Notes On The Three Language Conundrum

Mukhtar Ahmad Farooqi

The all too human tendency to communicate with others is the underlying principle for emergence of a language. Language is believed to play a pivotal role in any learning process irrespective of the subject matter or area and any student can assimilate a new concept when he/she has learnt a language. But, in India, which being a linguistically diverse country where almost 1600 hundred languages are spoken due which there have always been controversies with regard to languages that should be part of the curriculum. After considerable deliberations, several commissions recommended teaching at least three languages at the school level which is known as the Three –language formula the nuances of which we will be discussed later. This 50-year-old controversy got a new lease of life recently when the Central government released a draft NEP 2019 on May 31, 2019, a report prepared by a committee headed by space scientist K. Kasturirangan where in a paragraph referred mandatory teaching of Hindi in non-Hindi speaking states set off a political storm in Tamil Nadu, which is traditionally opposed to the compulsory study of Hindi. The draft had a sentence on flexibility on choice of language for school students. Those who wished to change the three languages may do so in Grade 6, it said, “so long as the study of three languages by students in Hindi-speaking states would continue to include Hindi and English, and one of the modern Indian languages from other parts of India, while the study of languages by students in the non-Hindi-speaking states would include the regional language, Hindi and English.” The Draft New Education Policy 2019 referred to the mandatory teaching of Hindi in States where Hindi is not spoken.

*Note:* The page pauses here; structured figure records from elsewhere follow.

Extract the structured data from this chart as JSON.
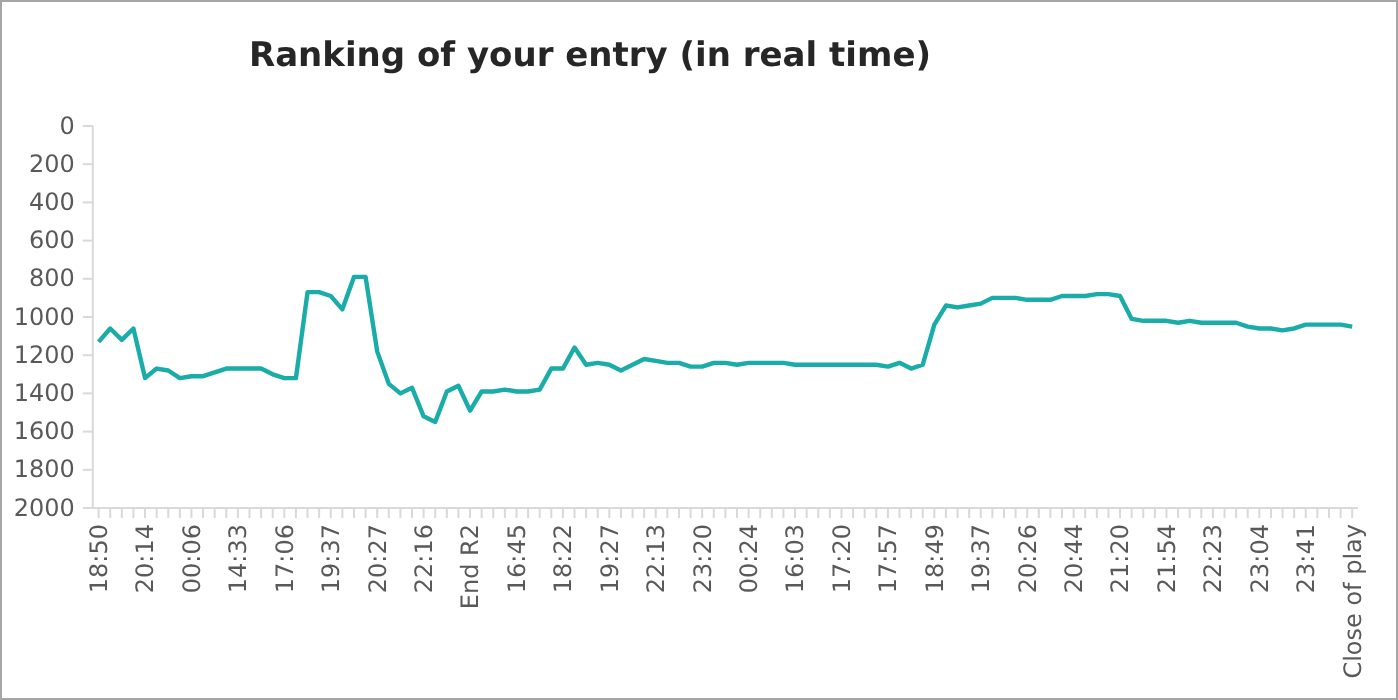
{
  "chart_data": {
    "type": "line",
    "title": "Ranking of your entry (in real time)",
    "categories": [
      "18:50",
      null,
      null,
      null,
      "20:14",
      null,
      null,
      null,
      "00:06",
      null,
      null,
      null,
      "14:33",
      null,
      null,
      null,
      "17:06",
      null,
      null,
      null,
      "19:37",
      null,
      null,
      null,
      "20:27",
      null,
      null,
      null,
      "22:16",
      null,
      null,
      null,
      "End R2",
      null,
      null,
      null,
      "16:45",
      null,
      null,
      null,
      "18:22",
      null,
      null,
      null,
      "19:27",
      null,
      null,
      null,
      "22:13",
      null,
      null,
      null,
      "23:20",
      null,
      null,
      null,
      "00:24",
      null,
      null,
      null,
      "16:03",
      null,
      null,
      null,
      "17:20",
      null,
      null,
      null,
      "17:57",
      null,
      null,
      null,
      "18:49",
      null,
      null,
      null,
      "19:37",
      null,
      null,
      null,
      "20:26",
      null,
      null,
      null,
      "20:44",
      null,
      null,
      null,
      "21:20",
      null,
      null,
      null,
      "21:54",
      null,
      null,
      null,
      "22:23",
      null,
      null,
      null,
      "23:04",
      null,
      null,
      null,
      "23:41",
      null,
      null,
      null,
      "Close of play"
    ],
    "series": [
      {
        "color": "#1aaca8",
        "values": [
          1130,
          1060,
          1120,
          1060,
          1320,
          1270,
          1280,
          1320,
          1310,
          1310,
          1290,
          1270,
          1270,
          1270,
          1270,
          1300,
          1320,
          1320,
          870,
          870,
          890,
          960,
          790,
          790,
          1180,
          1350,
          1400,
          1370,
          1520,
          1550,
          1390,
          1360,
          1490,
          1390,
          1390,
          1380,
          1390,
          1390,
          1380,
          1270,
          1270,
          1160,
          1250,
          1240,
          1250,
          1280,
          1250,
          1220,
          1230,
          1240,
          1240,
          1260,
          1260,
          1240,
          1240,
          1250,
          1240,
          1240,
          1240,
          1240,
          1250,
          1250,
          1250,
          1250,
          1250,
          1250,
          1250,
          1250,
          1260,
          1240,
          1270,
          1250,
          1040,
          940,
          950,
          940,
          930,
          900,
          900,
          900,
          910,
          910,
          910,
          890,
          890,
          890,
          880,
          880,
          890,
          1010,
          1020,
          1020,
          1020,
          1030,
          1020,
          1030,
          1030,
          1030,
          1030,
          1050,
          1060,
          1060,
          1070,
          1060,
          1040,
          1040,
          1040,
          1040,
          1050
        ]
      }
    ],
    "ylim": [
      2000,
      0
    ],
    "yticks": [
      0,
      200,
      400,
      600,
      800,
      1000,
      1200,
      1400,
      1600,
      1800,
      2000
    ],
    "marker": "none",
    "line_style": "solid"
  }
}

What is 3-Language Formula?
The three-Language Formula was devised for the first time by CABE (Central Advisory Board of Education) in the year 1956 which suggested that the following languages should be part of core curriculum:

1. Mother tongue, or regional language, or a composite course of mother tongue and a regional language, or a composite course of mother tongue and a classical language, or a composite course of regional language and a classical language.
2. English or a modern European language.
3. Hindi (for non-Hindi speaking areas) or another Indian language for Hindi-speaking areas.

This method was approved for adoption by the Chief Ministers’ Conference in 1961. This approval let to the Language Act that was passed by the Indian Parliament in 1963.
The formula as enunciated in the 1968 National Policy Resolution which provided for the study of “Hindi, English and modern Indian language (preferably one of the southern languages) in the Hindi speaking states and Hindi, English and the Regional language in the non-Hindi speaking States”. This document said regional languages were already in use as the media of education in the primary and secondary stages. In addition, it said, At the secondary stage, State governments should adopt and vigorously implement the three-language formula.
Whether it is the three-language formula of the CABE or its modified version in the Kothari Commission, the fact of the matter remains that even though it could be a goal for the Indian multilingual situation but it was impractical. In reality, it was never a success in any state and English continues to occupy its strong position in all educational programmes at all levels.

Why is there a controversy now?
The draft of New Educational Policy received huge criticism from political leaders in Tamil Nadu, who were quick to dub the proposal as an attempt to impose Hindi on the unwilling State. Dravida Munnetra Kazhgam president M.K. Stalin warned that his party would be forced to launch another agitation against Hindi imposition. The State has been traditionally opposed to any attempt to introduce Hindi as a compulsory language of learning or administration as there had been massive protests against earlier attempts to impose Hindi in 1937 and 1965. The origin of the linguistic row, however, goes back to the debate on official language. In the Constituent Assembly, where Hindi was voted as the official language by a single vote. However, it added that English would continue to be used as an associate official language for 15 years. The Official Languages Act came into effect on the expiry of this 15-year period in 1965. This was the background in which the anti-Hindi agitation took place. However, as early as in 1959, Jawaharlal Nehru had given an assurance in Parliament that English would continue to be in use as long as non-Hindi speaking people wanted it.
Following protests by political parties, mainly in Tamil Nadu, on what they called the “imposition” of Hindi, the HRD Ministry, at Kasturirangan’s behest, has shared a revised document on its website, which dropped the recommendation that stipulated the languages that students must choose to study from Grade 6.
The new draft now states: “In keeping with the principle of flexibility, students who wish to change one or more of the three languages they are studying may do so in Grade 6 or Grade 7, so long as they are able to still demonstrate proficiency in three languages (one language at the literature level) in their modular Board Examinations sometime during secondary school.”
Despite devising various versions of 3-language formula which only appear theoretically sound, English language becomes de facto Compulsory after class X which has been quietly accepted by the educationists and the people who are at the helm of policy making because almost 70% of information is transmitted and stored electronically in this very language, which inherently defies naturally the preference for a certain language.